頭金なし住宅ローン「フラット35」景気回復で所得増で安心?リスケは35万件の実態
期間限定、融資額上限9割から10割全額へ
国土交通省は12月10日、住宅金融支援機構が扱う長期固定金利型住宅ローン「フラット35」で住宅購入額の9割としている融資の上限をなくす特例措置を平成26年度末まで期間限定で実施することを決定。頭金なしで住宅が購入できるため貸し倒れリスクを考慮し、全額融資の場合は通常より0.4%ほど高い金利を適用し、過去の収入や職業など審査を厳しくするとしました。今年度補正予算と来年度予算案に必要額を盛り込む見通しです。
リーマンショック後の不況に全額ローンの過去も
フラット35は現在、住宅購入額の9割まで融資できますが、平成20年のリーマンショック後の不況で政府は経済対策に平成21年6月から24年3月まで全額融資の10割に引上げられたことがあります。国土交通省では、来年4月の消費税率引上げを控え住宅・不動産業界からは駆け込みニーズの反動減を抑制する対策を要請する声が高まっているため、全額ローンを決定しました。

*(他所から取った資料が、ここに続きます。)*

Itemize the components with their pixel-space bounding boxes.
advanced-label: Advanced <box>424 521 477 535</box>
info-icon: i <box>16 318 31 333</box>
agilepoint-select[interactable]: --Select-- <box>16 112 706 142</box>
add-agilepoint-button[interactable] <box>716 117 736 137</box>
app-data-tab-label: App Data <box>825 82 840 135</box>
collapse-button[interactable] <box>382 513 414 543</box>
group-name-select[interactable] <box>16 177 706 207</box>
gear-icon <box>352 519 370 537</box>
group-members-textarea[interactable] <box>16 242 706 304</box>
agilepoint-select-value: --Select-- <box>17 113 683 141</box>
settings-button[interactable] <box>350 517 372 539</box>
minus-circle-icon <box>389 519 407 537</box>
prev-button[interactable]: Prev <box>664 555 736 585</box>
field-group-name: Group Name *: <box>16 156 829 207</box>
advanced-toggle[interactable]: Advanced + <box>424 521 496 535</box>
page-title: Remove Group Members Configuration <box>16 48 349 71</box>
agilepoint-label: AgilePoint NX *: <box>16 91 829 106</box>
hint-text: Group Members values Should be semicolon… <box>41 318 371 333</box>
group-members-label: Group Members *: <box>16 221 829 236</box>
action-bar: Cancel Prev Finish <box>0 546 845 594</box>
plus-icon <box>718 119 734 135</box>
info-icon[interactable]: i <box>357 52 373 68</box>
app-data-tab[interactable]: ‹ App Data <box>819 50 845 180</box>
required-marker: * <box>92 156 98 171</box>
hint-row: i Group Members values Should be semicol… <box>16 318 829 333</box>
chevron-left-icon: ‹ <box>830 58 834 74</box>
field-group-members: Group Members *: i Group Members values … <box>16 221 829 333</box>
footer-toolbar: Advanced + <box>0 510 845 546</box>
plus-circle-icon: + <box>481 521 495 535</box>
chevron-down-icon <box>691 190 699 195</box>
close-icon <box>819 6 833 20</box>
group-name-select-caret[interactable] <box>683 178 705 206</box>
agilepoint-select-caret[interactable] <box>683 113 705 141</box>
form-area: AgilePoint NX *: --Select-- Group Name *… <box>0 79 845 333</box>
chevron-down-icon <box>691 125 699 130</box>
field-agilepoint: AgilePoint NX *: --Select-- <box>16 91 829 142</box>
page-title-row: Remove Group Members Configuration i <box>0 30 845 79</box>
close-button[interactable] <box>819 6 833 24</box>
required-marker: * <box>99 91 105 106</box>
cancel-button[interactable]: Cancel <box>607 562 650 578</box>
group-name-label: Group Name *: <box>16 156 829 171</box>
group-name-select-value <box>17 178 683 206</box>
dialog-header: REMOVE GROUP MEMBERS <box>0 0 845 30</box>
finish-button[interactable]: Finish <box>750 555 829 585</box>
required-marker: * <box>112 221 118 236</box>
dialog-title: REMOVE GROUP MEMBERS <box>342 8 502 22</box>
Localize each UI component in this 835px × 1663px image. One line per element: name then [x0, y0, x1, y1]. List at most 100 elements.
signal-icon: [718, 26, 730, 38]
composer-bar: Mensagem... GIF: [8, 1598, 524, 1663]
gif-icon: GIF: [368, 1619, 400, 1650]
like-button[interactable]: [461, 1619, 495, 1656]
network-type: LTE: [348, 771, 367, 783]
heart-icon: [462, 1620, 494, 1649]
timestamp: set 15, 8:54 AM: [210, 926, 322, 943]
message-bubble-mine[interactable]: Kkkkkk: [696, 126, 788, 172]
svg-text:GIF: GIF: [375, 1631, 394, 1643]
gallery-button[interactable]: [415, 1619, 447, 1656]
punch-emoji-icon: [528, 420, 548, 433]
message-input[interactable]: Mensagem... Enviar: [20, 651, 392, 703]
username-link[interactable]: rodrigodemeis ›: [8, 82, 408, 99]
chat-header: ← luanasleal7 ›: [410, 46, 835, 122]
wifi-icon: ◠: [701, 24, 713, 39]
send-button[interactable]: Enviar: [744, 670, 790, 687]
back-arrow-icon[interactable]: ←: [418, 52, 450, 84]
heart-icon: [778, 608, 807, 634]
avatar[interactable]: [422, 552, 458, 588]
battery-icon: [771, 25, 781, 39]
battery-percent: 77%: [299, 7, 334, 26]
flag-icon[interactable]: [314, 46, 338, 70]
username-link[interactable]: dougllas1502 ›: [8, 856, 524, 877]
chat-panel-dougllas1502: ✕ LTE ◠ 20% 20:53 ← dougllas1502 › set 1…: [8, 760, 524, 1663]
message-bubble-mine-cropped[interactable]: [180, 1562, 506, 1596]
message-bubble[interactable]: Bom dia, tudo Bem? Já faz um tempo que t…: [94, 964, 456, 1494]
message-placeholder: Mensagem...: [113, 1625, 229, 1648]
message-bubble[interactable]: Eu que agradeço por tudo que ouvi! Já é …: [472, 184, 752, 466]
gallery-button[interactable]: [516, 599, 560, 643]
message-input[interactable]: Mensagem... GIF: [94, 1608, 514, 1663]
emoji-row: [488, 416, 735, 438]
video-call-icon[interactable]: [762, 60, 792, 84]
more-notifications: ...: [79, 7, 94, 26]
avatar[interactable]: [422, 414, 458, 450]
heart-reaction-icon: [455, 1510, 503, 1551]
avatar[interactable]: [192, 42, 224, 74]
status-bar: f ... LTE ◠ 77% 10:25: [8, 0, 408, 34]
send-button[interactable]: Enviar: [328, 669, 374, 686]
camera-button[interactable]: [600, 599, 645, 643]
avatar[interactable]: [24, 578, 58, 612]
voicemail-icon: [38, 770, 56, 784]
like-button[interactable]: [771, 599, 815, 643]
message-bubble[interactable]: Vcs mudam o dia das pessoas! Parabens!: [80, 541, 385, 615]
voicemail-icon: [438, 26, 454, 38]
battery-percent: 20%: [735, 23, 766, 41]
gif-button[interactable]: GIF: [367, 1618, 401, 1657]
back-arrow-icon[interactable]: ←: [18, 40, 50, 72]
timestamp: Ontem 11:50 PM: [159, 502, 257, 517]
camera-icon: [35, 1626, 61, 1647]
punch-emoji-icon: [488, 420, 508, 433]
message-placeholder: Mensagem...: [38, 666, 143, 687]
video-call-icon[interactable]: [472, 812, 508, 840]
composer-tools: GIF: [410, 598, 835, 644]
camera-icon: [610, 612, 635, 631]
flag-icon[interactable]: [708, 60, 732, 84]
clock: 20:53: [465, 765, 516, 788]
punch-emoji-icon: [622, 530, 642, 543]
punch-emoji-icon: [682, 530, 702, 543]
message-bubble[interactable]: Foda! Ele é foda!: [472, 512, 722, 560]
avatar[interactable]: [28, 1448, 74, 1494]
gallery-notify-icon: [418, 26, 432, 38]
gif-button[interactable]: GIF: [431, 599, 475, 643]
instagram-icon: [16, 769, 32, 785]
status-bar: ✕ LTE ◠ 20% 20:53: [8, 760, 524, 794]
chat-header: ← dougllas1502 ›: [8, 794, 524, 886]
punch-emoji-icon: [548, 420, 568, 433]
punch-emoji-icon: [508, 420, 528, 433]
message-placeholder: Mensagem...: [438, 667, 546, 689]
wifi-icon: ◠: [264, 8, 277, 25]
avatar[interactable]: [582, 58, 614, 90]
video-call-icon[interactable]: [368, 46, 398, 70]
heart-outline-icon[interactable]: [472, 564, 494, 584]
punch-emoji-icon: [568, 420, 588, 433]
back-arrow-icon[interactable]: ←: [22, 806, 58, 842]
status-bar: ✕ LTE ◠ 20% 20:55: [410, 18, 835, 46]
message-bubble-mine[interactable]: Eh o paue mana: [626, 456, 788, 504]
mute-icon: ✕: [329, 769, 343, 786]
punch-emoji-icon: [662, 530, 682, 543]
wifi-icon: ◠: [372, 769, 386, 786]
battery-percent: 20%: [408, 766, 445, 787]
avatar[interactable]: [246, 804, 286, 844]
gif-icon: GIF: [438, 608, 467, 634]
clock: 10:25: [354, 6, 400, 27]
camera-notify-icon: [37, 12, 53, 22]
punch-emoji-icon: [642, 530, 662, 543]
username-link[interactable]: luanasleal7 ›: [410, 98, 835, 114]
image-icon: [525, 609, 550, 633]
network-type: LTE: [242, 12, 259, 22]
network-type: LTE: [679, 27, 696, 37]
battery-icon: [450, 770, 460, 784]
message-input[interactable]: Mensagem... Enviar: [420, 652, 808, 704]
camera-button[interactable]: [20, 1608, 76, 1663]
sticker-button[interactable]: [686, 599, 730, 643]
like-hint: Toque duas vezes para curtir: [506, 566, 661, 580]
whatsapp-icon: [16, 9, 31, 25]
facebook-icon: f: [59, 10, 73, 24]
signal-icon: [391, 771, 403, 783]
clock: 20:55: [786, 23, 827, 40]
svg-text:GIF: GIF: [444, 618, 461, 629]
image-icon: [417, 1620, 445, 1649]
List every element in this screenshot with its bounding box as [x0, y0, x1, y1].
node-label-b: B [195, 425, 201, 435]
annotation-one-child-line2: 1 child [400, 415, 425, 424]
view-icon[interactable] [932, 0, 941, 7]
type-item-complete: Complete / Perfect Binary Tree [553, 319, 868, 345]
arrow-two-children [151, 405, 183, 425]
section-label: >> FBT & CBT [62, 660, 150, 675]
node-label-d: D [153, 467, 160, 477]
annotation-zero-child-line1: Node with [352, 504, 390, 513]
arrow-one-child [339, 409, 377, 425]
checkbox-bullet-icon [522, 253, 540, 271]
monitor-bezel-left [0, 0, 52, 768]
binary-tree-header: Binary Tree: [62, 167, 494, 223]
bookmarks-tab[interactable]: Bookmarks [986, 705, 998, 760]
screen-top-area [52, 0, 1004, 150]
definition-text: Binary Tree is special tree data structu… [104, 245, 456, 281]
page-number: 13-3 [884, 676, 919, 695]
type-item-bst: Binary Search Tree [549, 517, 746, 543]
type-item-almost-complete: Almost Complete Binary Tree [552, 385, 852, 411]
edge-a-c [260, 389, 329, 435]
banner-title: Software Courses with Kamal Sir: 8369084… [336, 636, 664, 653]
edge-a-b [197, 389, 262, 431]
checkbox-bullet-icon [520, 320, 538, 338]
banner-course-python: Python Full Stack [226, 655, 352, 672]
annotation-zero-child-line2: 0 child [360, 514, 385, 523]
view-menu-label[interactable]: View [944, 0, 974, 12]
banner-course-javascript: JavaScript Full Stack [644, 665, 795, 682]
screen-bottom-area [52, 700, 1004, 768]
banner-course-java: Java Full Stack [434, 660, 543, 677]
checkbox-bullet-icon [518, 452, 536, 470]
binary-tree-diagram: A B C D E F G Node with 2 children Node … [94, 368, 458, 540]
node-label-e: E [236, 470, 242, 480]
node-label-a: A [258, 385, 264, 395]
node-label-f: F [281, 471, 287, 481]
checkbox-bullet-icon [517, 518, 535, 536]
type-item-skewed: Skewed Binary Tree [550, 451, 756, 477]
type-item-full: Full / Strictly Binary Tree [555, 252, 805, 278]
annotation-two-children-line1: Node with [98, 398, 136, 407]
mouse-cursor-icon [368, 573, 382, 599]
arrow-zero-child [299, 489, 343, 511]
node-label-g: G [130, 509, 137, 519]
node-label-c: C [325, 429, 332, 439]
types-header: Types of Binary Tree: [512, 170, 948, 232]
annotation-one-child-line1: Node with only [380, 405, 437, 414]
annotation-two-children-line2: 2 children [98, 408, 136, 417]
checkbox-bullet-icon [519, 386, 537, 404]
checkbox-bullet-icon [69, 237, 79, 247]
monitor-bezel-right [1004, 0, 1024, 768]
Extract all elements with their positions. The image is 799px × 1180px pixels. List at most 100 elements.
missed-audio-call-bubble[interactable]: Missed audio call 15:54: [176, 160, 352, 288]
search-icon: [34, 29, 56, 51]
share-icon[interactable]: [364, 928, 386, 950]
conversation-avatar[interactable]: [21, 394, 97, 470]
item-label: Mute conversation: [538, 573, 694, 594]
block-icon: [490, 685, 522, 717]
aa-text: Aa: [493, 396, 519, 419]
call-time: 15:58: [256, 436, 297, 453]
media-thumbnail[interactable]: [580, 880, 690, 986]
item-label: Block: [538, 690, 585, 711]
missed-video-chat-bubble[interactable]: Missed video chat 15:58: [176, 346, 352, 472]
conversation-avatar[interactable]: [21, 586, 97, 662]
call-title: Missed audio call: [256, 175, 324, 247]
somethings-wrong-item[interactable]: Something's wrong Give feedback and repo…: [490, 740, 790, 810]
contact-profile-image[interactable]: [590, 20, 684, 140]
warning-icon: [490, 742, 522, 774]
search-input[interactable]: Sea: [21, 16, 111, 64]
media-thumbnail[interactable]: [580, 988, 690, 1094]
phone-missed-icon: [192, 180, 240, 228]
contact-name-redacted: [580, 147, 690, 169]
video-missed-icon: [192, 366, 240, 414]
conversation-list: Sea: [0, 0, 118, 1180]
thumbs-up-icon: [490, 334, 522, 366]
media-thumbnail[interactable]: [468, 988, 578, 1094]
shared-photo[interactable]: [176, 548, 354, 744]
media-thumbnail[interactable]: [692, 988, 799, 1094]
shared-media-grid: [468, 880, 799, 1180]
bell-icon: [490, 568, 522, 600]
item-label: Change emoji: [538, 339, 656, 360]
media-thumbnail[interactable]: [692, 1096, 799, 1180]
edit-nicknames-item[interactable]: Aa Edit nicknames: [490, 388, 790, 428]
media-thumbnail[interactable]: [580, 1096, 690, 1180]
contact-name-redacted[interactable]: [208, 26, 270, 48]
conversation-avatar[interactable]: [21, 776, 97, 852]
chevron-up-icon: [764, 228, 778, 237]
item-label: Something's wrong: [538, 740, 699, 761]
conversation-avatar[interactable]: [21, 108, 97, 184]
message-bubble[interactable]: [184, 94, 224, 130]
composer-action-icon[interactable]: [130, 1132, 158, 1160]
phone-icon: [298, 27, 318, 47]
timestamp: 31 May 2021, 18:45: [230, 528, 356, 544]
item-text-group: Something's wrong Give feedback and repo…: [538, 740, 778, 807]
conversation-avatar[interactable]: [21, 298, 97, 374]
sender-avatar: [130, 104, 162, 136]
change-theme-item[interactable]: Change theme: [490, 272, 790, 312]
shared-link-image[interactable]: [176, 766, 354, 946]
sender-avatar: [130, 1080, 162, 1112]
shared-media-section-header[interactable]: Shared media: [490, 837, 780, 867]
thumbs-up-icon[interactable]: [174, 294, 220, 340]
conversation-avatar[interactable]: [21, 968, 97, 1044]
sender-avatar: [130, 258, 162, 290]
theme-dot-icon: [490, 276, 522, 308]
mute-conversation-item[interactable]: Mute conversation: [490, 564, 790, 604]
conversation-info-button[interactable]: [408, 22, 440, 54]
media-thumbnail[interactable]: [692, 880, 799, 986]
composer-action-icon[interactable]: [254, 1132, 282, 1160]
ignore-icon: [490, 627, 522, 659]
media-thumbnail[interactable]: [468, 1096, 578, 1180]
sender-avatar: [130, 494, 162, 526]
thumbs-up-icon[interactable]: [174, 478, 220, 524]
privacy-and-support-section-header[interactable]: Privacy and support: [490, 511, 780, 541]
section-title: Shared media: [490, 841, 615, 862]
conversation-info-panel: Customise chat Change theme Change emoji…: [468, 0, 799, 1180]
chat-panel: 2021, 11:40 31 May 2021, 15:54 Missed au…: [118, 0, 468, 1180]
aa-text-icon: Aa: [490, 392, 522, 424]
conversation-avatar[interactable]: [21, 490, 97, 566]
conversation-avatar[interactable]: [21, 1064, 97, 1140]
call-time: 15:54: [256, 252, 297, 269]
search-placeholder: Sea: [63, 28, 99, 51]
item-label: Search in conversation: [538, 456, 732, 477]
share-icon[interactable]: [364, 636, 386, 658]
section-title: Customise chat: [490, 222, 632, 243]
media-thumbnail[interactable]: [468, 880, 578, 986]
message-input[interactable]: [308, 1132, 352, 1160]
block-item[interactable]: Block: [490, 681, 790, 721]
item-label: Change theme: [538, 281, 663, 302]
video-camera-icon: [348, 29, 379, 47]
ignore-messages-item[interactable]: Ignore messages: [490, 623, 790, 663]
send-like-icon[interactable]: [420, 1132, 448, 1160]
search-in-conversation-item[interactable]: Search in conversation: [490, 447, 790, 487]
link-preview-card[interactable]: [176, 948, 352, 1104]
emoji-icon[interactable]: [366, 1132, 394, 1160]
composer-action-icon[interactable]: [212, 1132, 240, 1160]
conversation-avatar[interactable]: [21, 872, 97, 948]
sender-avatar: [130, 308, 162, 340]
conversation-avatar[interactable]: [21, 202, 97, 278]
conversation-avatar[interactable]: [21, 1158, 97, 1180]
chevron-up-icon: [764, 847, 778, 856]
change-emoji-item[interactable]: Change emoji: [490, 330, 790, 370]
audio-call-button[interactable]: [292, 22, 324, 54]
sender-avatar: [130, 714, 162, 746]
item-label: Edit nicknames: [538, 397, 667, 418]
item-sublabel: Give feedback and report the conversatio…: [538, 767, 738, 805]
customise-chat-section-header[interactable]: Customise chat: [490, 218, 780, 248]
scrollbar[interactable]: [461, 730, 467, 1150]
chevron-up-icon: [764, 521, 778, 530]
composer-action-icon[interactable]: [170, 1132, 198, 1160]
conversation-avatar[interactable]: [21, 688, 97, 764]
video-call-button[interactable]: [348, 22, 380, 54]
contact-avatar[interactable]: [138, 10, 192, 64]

同省は、フラット35の頭金なしの融資の拡大により不動産市場を活性化させ高品質な住宅供給を目指します。
金利上乗せでも民間金融機関よりお得
住宅金融支援機構が12月3日発表した12月のフラット35の適用金利は、返済期間21年以上35年以下で前月より0.01ポイント低い1.8%。過去最低だった今年4月に並び金利下落は5ケ月連続。頭金なしで金利上乗せしても2.2%前後と民間の金融機関の35年固定型2.5%〜2.7%よりも低く抑えられます。
一見すると、これまでより多く融資され住宅購入を諦めていた人には購入意欲を促すことになりますが、借り過ぎによる返済不能となる懸念も十分考えなければなりません。
金融円滑化法は住宅ローンにも適用、返済の負担を軽減
平成21年12月、亀井元金融相がリーマンショック後の不況に中小企業金融円滑化法を成立。中小企業への融資に対し返済をリスケジュール(条件変更)することを可能にしましたが、同時に住宅ローンのリスケジュールも実施。所得減少や人員リストラなど住宅ローンを抱える返済の負担を軽減しました。
金融庁によると今年8月末までに住宅ローンのリスケジュール申請数は34万9,673件が実態。頭金なしとは言え、余力を持ち将来の仕事や資金ニーズなどもしっかり考えなければならないでしょう。